Postfix HELO reply, can it be dynamic for every domain?

apparently to fight spam ISPs are making sure the HELO FQDN matches the from FQDN in the email. Is there a work around to this?

Hey Conrad,

I think you’re just hitting a poorly configured ISP or misinterpreting the bounce.

The only sane way to use HELO checking as an anti-spam measure is to check to see if it matches the reverse lookup name. Anything else is bound to go awry (and even that is so often misconfigured that it’s going to bounce a lot of innocent mail).

So, make sure your HELO matches your reverse lookup (IP-to-name), and all should be fine. If it isn’t, then the ISP that bounces it is at fault (and they’re bouncing a significant portion of innocent mail, because properly configured mail servers will not behave that way). HELO is easily spoofed, and so the best indicator of spam is that HELO is lying (which would mean setting it to the senders email address domain rather than the correct name for the server).

But I bet the ISP in question won’t bounce it once you get the reverse name and the HELO matching.

Postfix usually picks this up automatically, so I’m guessing you’ve set it manually in the Postfix configuration? Removing that option from your configuration will usually get it right.

Agreed, mail severs should be configured that way, but after doing some reading more and more people are starting to bounce spoofed HELOs rather than using rDNS.

Here’s the error i’m getting…

mail.XXX.com[[216.177.XXX.XXX]] said: 501 5.7.1
(user@XXX.com)… Sender domain must exist (in reply to MAIL
FROM command)

and yes, my rDNS is setup correctly.

And…Thanks for the reply Joe!

Joe, I don’t know what i was thinking, duh! rDNS will be wrong if i spoofed the HELO. brain fart. Anyways, I think i found the problem here.

The ISP that i’m having problems with use to host domain A, which i now host. However, domain B is on the same ISP as domain A use to. I queried their name servers and they have bad data statically set in there still! I’ll be sending them an email tomorrow!

Hey Craig,

Agreed, mail severs should be configured that way, but after doing some reading more and more people are starting to bounce spoofed HELOs rather than using rDNS.

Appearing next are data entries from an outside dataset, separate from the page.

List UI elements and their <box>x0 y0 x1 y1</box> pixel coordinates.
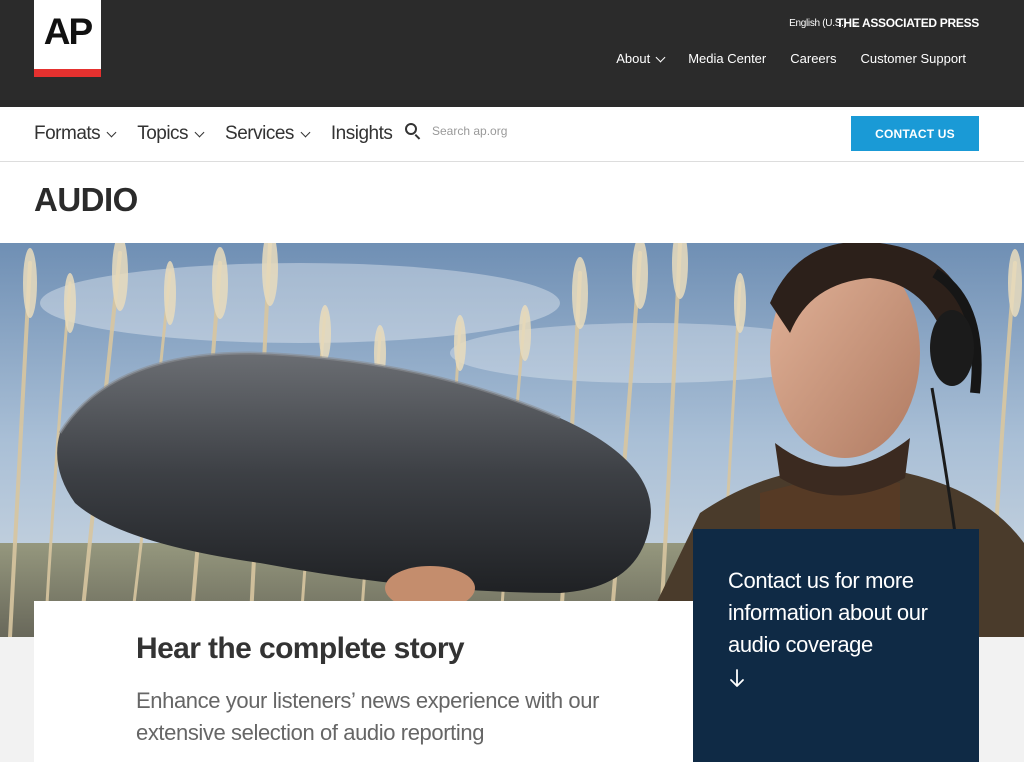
nav-label: Formats <box>34 123 101 144</box>
ap-logo[interactable]: AP <box>34 0 101 77</box>
topnav-label: Careers <box>790 51 837 66</box>
brand-name[interactable]: THE ASSOCIATED PRESS <box>836 15 979 31</box>
story-card: Hear the complete story Enhance your lis… <box>34 601 694 762</box>
topnav-label: About <box>616 51 651 66</box>
topnav-item-about[interactable]: About <box>616 50 666 68</box>
cta-text: Contact us for more information about ou… <box>728 568 928 657</box>
chevron-down-icon <box>194 127 205 137</box>
chevron-down-icon <box>300 127 311 137</box>
story-description: Enhance your listeners’ news experience … <box>136 688 600 745</box>
contact-us-button[interactable]: CONTACT US <box>851 116 979 151</box>
chevron-down-icon <box>655 52 666 62</box>
search-icon-handle <box>414 134 421 140</box>
topnav-item-media-center[interactable]: Media Center <box>688 50 766 68</box>
nav-label: Insights <box>330 123 393 144</box>
nav-item-insights[interactable]: Insights <box>330 121 393 147</box>
search-bar <box>404 122 592 140</box>
topnav-item-customer-support[interactable]: Customer Support <box>861 50 967 68</box>
nav-item-formats[interactable]: Formats <box>34 121 117 147</box>
search-input[interactable] <box>432 124 592 138</box>
topnav-label: Customer Support <box>860 51 967 66</box>
chevron-down-icon <box>106 127 117 137</box>
search-icon[interactable] <box>404 122 422 140</box>
topnav-label: Media Center <box>688 51 767 66</box>
nav-label: Topics <box>137 123 189 144</box>
page-title: AUDIO <box>34 181 138 218</box>
nav-label: Services <box>225 123 294 144</box>
story-title: Hear the complete story <box>136 632 465 665</box>
main-nav-items: Formats Topics Services Insights <box>34 121 393 147</box>
arrow-down-icon <box>730 669 744 687</box>
top-bar: AP English (U.S.) ⌄ THE ASSOCIATED PRESS… <box>0 0 1024 107</box>
topnav-item-careers[interactable]: Careers <box>790 50 836 68</box>
contact-cta-box[interactable]: Contact us for more information about ou… <box>693 529 979 762</box>
nav-item-topics[interactable]: Topics <box>137 121 205 147</box>
utility-nav: About Media Center Careers Customer Supp… <box>616 50 966 68</box>
logo-text: AP <box>43 11 93 52</box>
logo-red-bar <box>34 69 101 77</box>
nav-item-services[interactable]: Services <box>225 121 311 147</box>
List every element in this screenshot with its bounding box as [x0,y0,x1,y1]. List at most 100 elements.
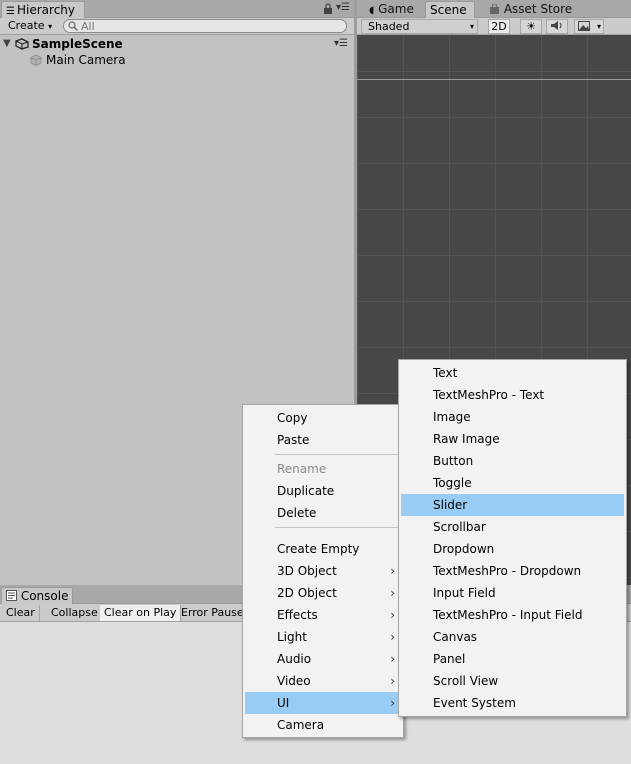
menu-separator [275,454,399,455]
search-icon [67,20,79,32]
scene-tab-bar: ◖ Game Scene Asset Store [357,0,631,18]
submenu-item-event-system[interactable]: Event System [401,692,624,714]
submenu-item-label: Canvas [433,630,478,644]
menu-item-duplicate[interactable]: Duplicate [245,480,401,502]
hierarchy-search[interactable] [63,19,347,33]
menu-item-effects[interactable]: Effects › [245,604,401,626]
menu-item-label: Create Empty [277,542,360,556]
menu-item-paste[interactable]: Paste [245,429,401,451]
tab-game[interactable]: ◖ Game [365,1,418,18]
pacman-icon: ◖ [369,5,375,16]
shopping-bag-icon [489,2,500,14]
submenu-item-panel[interactable]: Panel [401,648,624,670]
chevron-right-icon: › [390,652,395,666]
menu-item-rename: Rename [245,458,401,480]
dropdown-arrow-icon: ▾ [596,22,601,31]
scene-menu-icon[interactable]: ▾☰ [334,36,348,52]
console-error-pause-button[interactable]: Error Pause [177,605,249,621]
menu-item-label: UI [277,696,290,710]
tab-hierarchy-label: Hierarchy [17,3,76,17]
submenu-item-scroll-view[interactable]: Scroll View [401,670,624,692]
console-collapse-label: Collapse [51,606,98,619]
submenu-item-image[interactable]: Image [401,406,624,428]
submenu-item-input-field[interactable]: Input Field [401,582,624,604]
chevron-right-icon: › [390,696,395,710]
menu-item-create-empty[interactable]: Create Empty [245,538,401,560]
console-clear-button[interactable]: Clear [2,605,40,621]
console-collapse-button[interactable]: Collapse [47,605,103,621]
effects-dropdown[interactable]: ▾ [574,19,604,34]
submenu-item-label: TextMeshPro - Text [433,388,545,402]
hierarchy-item-label: Main Camera [46,53,126,67]
submenu-item-label: Slider [433,498,468,512]
foldout-arrow-icon[interactable]: ▼ [3,36,11,52]
speaker-icon [550,20,564,31]
submenu-item-textmeshpro-dropdown[interactable]: TextMeshPro - Dropdown [401,560,624,582]
image-icon [578,21,590,31]
lock-icon[interactable] [323,3,333,15]
menu-item-2d-object[interactable]: 2D Object › [245,582,401,604]
shading-mode-dropdown[interactable]: Shaded ▾ [361,19,478,34]
menu-item-label: 3D Object [277,564,337,578]
submenu-item-scrollbar[interactable]: Scrollbar [401,516,624,538]
menu-item-delete[interactable]: Delete [245,502,401,524]
menu-item-ui[interactable]: UI › [245,692,401,714]
scene-name: SampleScene [32,37,123,51]
menu-item-label: Copy [277,411,308,425]
submenu-item-slider[interactable]: Slider [401,494,624,516]
sun-icon: ☀ [526,20,536,33]
menu-item-label: Audio [277,652,312,666]
ui-submenu: Text TextMeshPro - Text Image Raw Image … [398,359,627,717]
chevron-right-icon: › [390,630,395,644]
toggle-2d-label: 2D [491,20,507,33]
audio-toggle[interactable] [546,19,568,34]
menu-item-video[interactable]: Video › [245,670,401,692]
search-input[interactable] [81,20,331,32]
chevron-right-icon: › [390,608,395,622]
submenu-item-label: Scrollbar [433,520,486,534]
create-button[interactable]: Create ▾ [4,19,56,34]
submenu-item-label: Input Field [433,586,496,600]
tab-scene[interactable]: Scene [425,1,475,18]
submenu-item-button[interactable]: Button [401,450,624,472]
submenu-item-label: TextMeshPro - Input Field [433,608,583,622]
submenu-item-label: Event System [433,696,516,710]
submenu-item-label: Toggle [433,476,472,490]
console-clear-label: Clear [6,606,35,619]
scene-row[interactable]: ▼ SampleScene ▾☰ [0,36,354,52]
menu-item-light[interactable]: Light › [245,626,401,648]
menu-item-3d-object[interactable]: 3D Object › [245,560,401,582]
menu-item-audio[interactable]: Audio › [245,648,401,670]
submenu-item-canvas[interactable]: Canvas [401,626,624,648]
toggle-2d-button[interactable]: 2D [488,19,510,34]
dropdown-arrow-icon: ▾ [469,22,474,31]
tab-console[interactable]: Console [1,587,73,604]
submenu-item-raw-image[interactable]: Raw Image [401,428,624,450]
tab-asset-store[interactable]: Asset Store [485,1,576,18]
console-error-pause-label: Error Pause [181,606,244,619]
submenu-item-label: Dropdown [433,542,495,556]
console-clear-on-play-button[interactable]: Clear on Play [100,605,182,621]
menu-item-label: Paste [277,433,310,447]
dropdown-arrow-icon: ▾ [48,22,53,31]
chevron-right-icon: › [390,564,395,578]
submenu-item-toggle[interactable]: Toggle [401,472,624,494]
submenu-item-textmeshpro-input-field[interactable]: TextMeshPro - Input Field [401,604,624,626]
submenu-item-textmeshpro-text[interactable]: TextMeshPro - Text [401,384,624,406]
hierarchy-toolbar: Create ▾ [0,18,354,35]
submenu-item-text[interactable]: Text [401,362,624,384]
tab-hierarchy[interactable]: ☰ Hierarchy [1,1,85,18]
menu-item-camera[interactable]: Camera [245,714,401,736]
menu-item-label: Light [277,630,307,644]
submenu-item-label: Text [433,366,458,380]
lighting-toggle[interactable]: ☀ [520,19,542,34]
tab-scene-label: Scene [430,3,467,17]
menu-item-label: Effects [277,608,318,622]
hierarchy-item[interactable]: Main Camera [0,52,354,68]
panel-menu-icon[interactable]: ▾☰ [336,2,350,13]
menu-item-label: Duplicate [277,484,335,498]
tab-asset-store-label: Asset Store [503,2,573,16]
submenu-item-dropdown[interactable]: Dropdown [401,538,624,560]
menu-item-copy[interactable]: Copy [245,407,401,429]
console-clear-on-play-label: Clear on Play [104,606,177,619]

OK, but that doesn’t change my advice. You’re misinterpreting what “spoofed HELO” means.

You’re asking for a way to spoof your HELO, and I’m telling you not to. A spoofed HELO is one that is not the actual FQDN of the server sending the message. If you set the HELO to match the domain of each email address (and that domain does not match the address of the server) then you are spoofing HELO, and you will be bounced by any server that bounces on spoofed HELO (I’m not suggesting people should be bouncing on spoofed HELOs, since they are so often misconfigured…but as you’ve noted, some people are).

So, I think this is a case of misinterpreting the bounce. I suspect in this case the error is saying the domain in the email (XXX.com) does not resolve. Check to be sure all of your names and addresses resolve…this kind of error is almost always about resolution, not the actual names in the message. So:

host 216.177.XXX.XXX
host whatever.address.came.back
host XXX.com

Where whatever.address.came.back is the name you got from the first host query–both the IP and the name that the IP returns must resolve. And the other domains in the message also must resolve. The error you’re getting indicates to me that one of these is not resolving…not that the HELO is a problem.

It is definitely not that the receiving mail server wants you to spoof the HELO to match the domain. If it is (I don’t believe it is based on the above error, but if it is), then the receiving mail server is misconfigured and should be fixed on the receiving server–you simply can’t do something mad just to accommodate one mad server. Spoofing HELO is madness. :wink:

In short: Don’t spoof HELO. HELO should always be the FQDN of your server and that should exactly match the reverse lookup of your outgoing IP.